Nowelizacja kodeksu cywilnego z 2008 r. pozwoliła na przyznawanie zadośćuczynienia za krzywdę wywołaną śmiercią osoby bliskiej. Przysługuje najbliższym członkom rodziny zmarłego. Zarazem jest wyjątkiem od zasady, że odszkodowanie może dostać tylko osoba bezpośrednio poszkodowana. Na czoło wysuwa się zasada, iż poszkodowanym jest tylko ten, przeciwko komu było bezpośrednio skierowane zdarzenie szkodzące.

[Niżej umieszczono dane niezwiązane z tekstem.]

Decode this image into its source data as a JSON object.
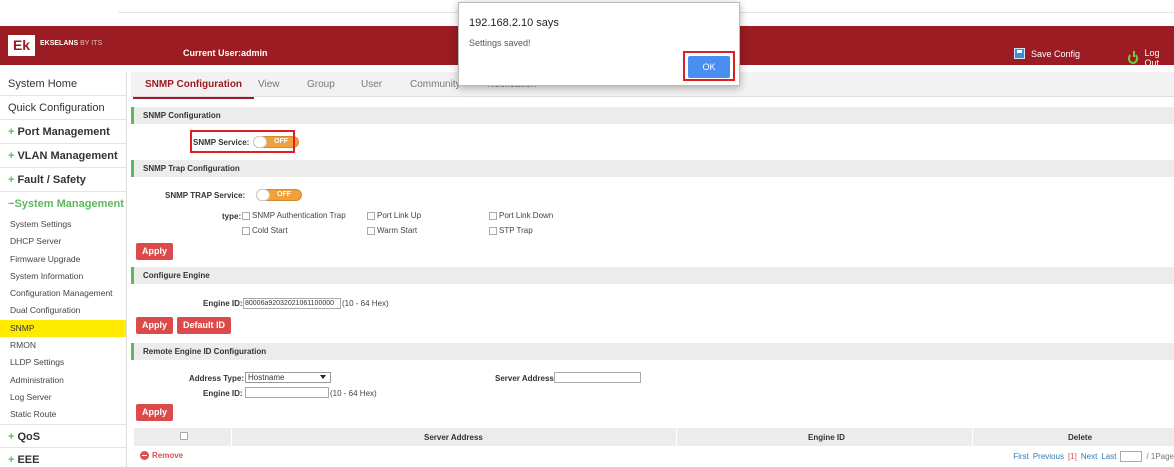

Nie może być nim natomiast osoba, która doznała szkody w konsekwencji naruszenia dóbr czy interesów podmiotu bezpośrednio poszkodowanego.
Pojęcie poszkodowanego w rozumieniu potocznym niewiele wnosi do analiz prawniczych, ponieważ jest zbyt obszerne. Na ogół poszkodowany w sensie prawnym jest również poszkodowanym w rozumieniu potocznym. Nie da się jednak stwierdzić odwrotnej zależności: nie każdy poszkodowany w rozumieniu potocznym dysponuje roszczeniem o naprawienie szkody.
Czyja szkoda
Działając w obronie koniecznej, możemy wyrządzić komuś szkodę, która uzasadni nazwanie napastnika poszkodowanym w znaczeniu potocznym. Nie jest nim jednak w znaczeniu prawnym – w takim sensie, iż miałoby mu służyć roszczenie o naprawienie szkody. Mamy tu zatem do czynienia ze szkodą (i to stanowiącą przedmiot zainteresowania prawodawcy w art. 423 kodeksu cywilnego), która nie będzie objęta obowiązkiem odszkodowawczym.
W prawie polskim nie istnieje generalna norma prawna chroniąca wszelkie interesy osób pośrednio poszkodowanych. Jeżeli zatem w konkretnym przypadku ustalimy, że poszkodowany znajduje się poza stosowaniem normy, będzie on musiał sam ponieść ciężar uszczerbku.
U podstaw tego rodzaju ograniczeń leży obawa przed nadmierną ilością procesów. W art. 415 k.c. znalazło się sformułowanie o wyrządzeniu „drugiemu" szkody. Ów drugi nie oznacza kogokolwiek, w szczególności osób trzecich, które doznają szkody w wyniku szkody poniesionej przez „drugiego".